In the atrium of an office building in North Houston, Willie Alston Jr. recently set up rehearsal for his community theater group.
He launched into the play’s theme song, the “Sinister Minister,” along with the rest of the cast. Alston is not only an actor, but also stage manager, director and playwright.
He credits his work as an artist today in large part to his experience at Houston’s High School for the Performing and Visual Arts, known as HSPVA. What’s more, he said that the school kept him from dropping out.
“That’s the kind of experience I wish I could do over and over and over again,” Alston says.
But if Alston tried to go back to HSPVA today, it would be much tougher to get in.
When he attended in the 1970s, integration and diversity were top goals at the school.
But in 1997, the Houston school board dropped diversity guidelines for magnet schools.

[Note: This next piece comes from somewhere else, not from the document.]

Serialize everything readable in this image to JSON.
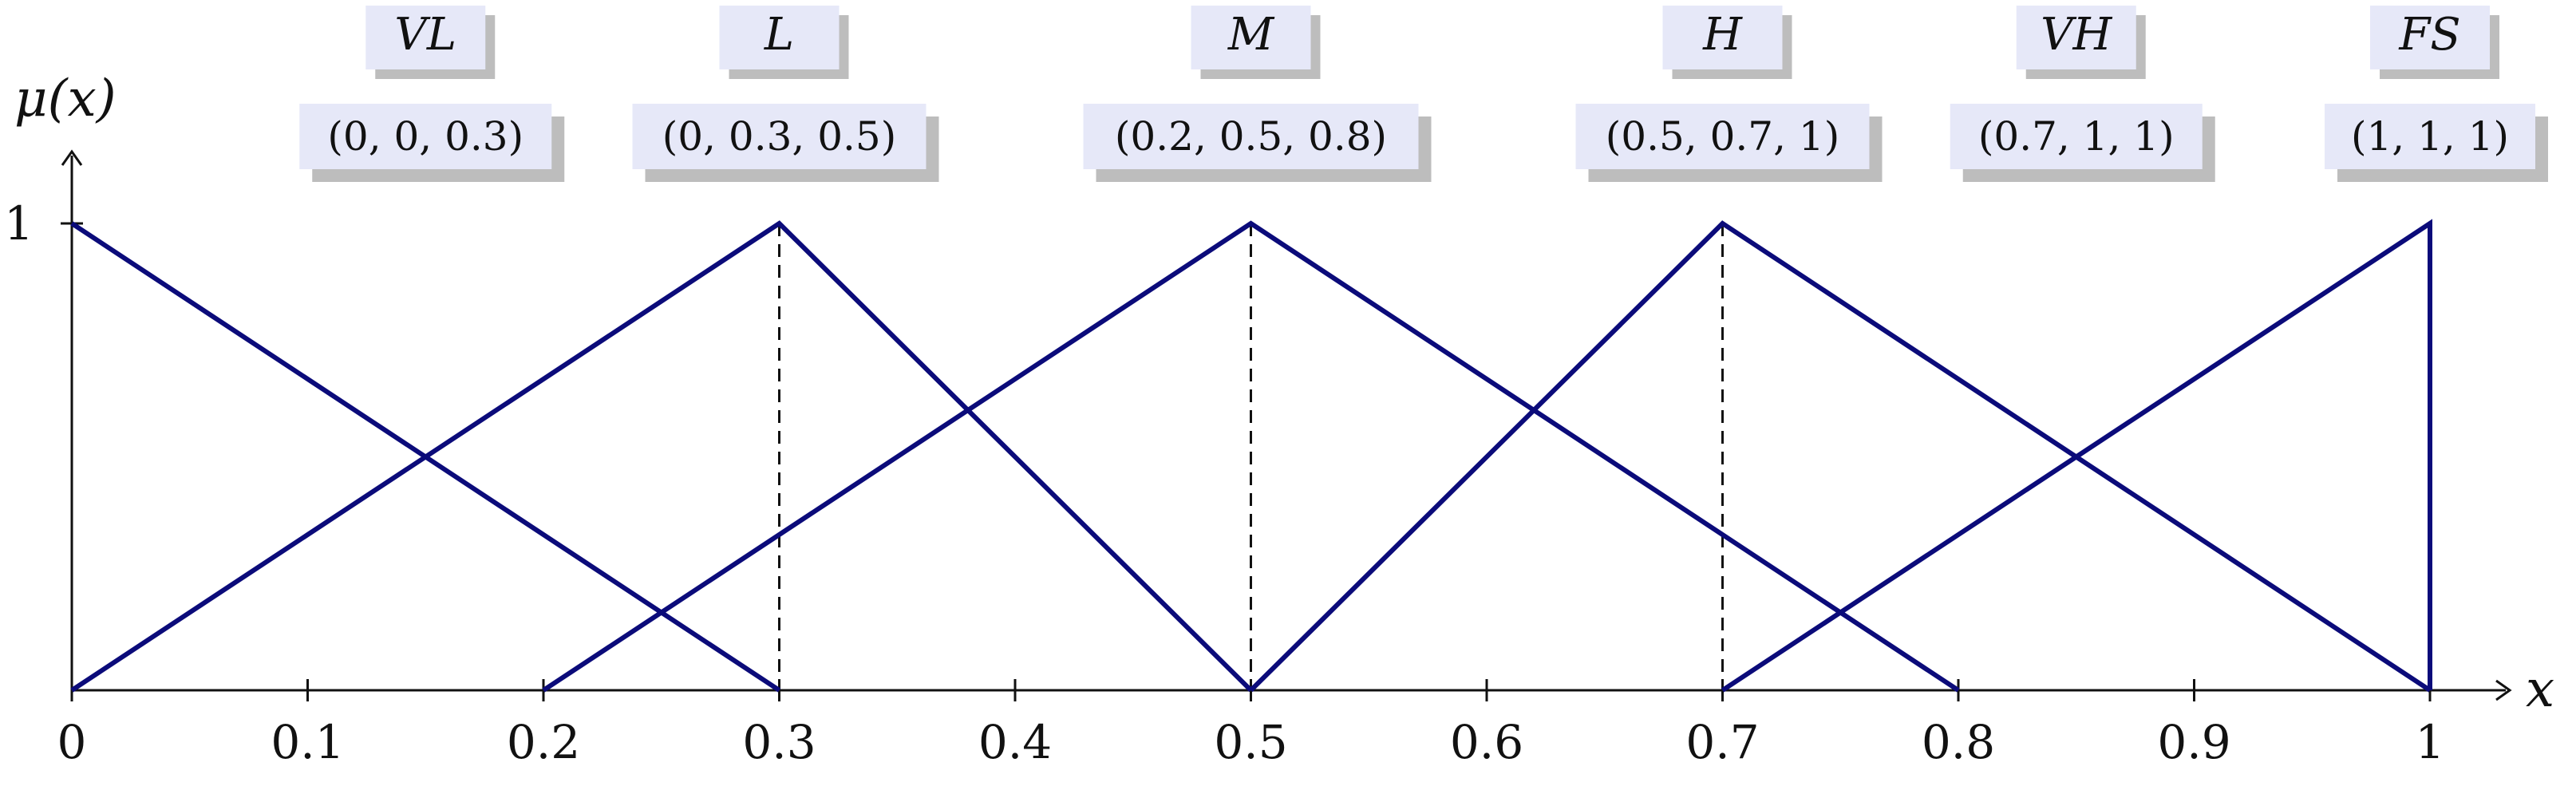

Now the premier fine arts magnet has a very different demographic profile than the district overall. In Houston schools, roughly eight out of every ten students are low-income and brown or black. At HSPVA, almost half the students are white, and just 15 percent low-income.
In fact, Houston Public Media analyzed data obtained from HISD and found that the top three ZIP codes that send students to HSPVA are mostly white, affluent areas, like Meyerland, Montrose and near West University. Other parts of town, like the poor, black neighborhood around Kashmere High, send no students to HSPVA.
That’s very different from the original mission, according to former Houston schools superintendent Billy Reagan. He took over the district when many considered it the largest segregated school system in the country. It faced a federal order to integrate.
“You had black schools, black teachers, white schools, white teachers,” Reagan said in an interview. “But the black schools did not have the financial support. They were inferior. So it was truly a major system of segregation and equity. And so we went about dealing with it.”
Reagan decided to stop forced busing, which he said wasn’t working. He wanted to experiment with a different kind of school, where kids could pursue their passion. They called them “magnet schools.”
“And we went throughout the whole district working with communities and they chose from a list of magnets that they felt would appeal to their communities and bring students of different races to their schools,” he said.
Reagan, who is white and grew up on a sharecropping farm in East Texas, said that kids had to audition to get a spot at the fine arts school
“But with a strong emphasis that we must have a highly integrated school,” he said.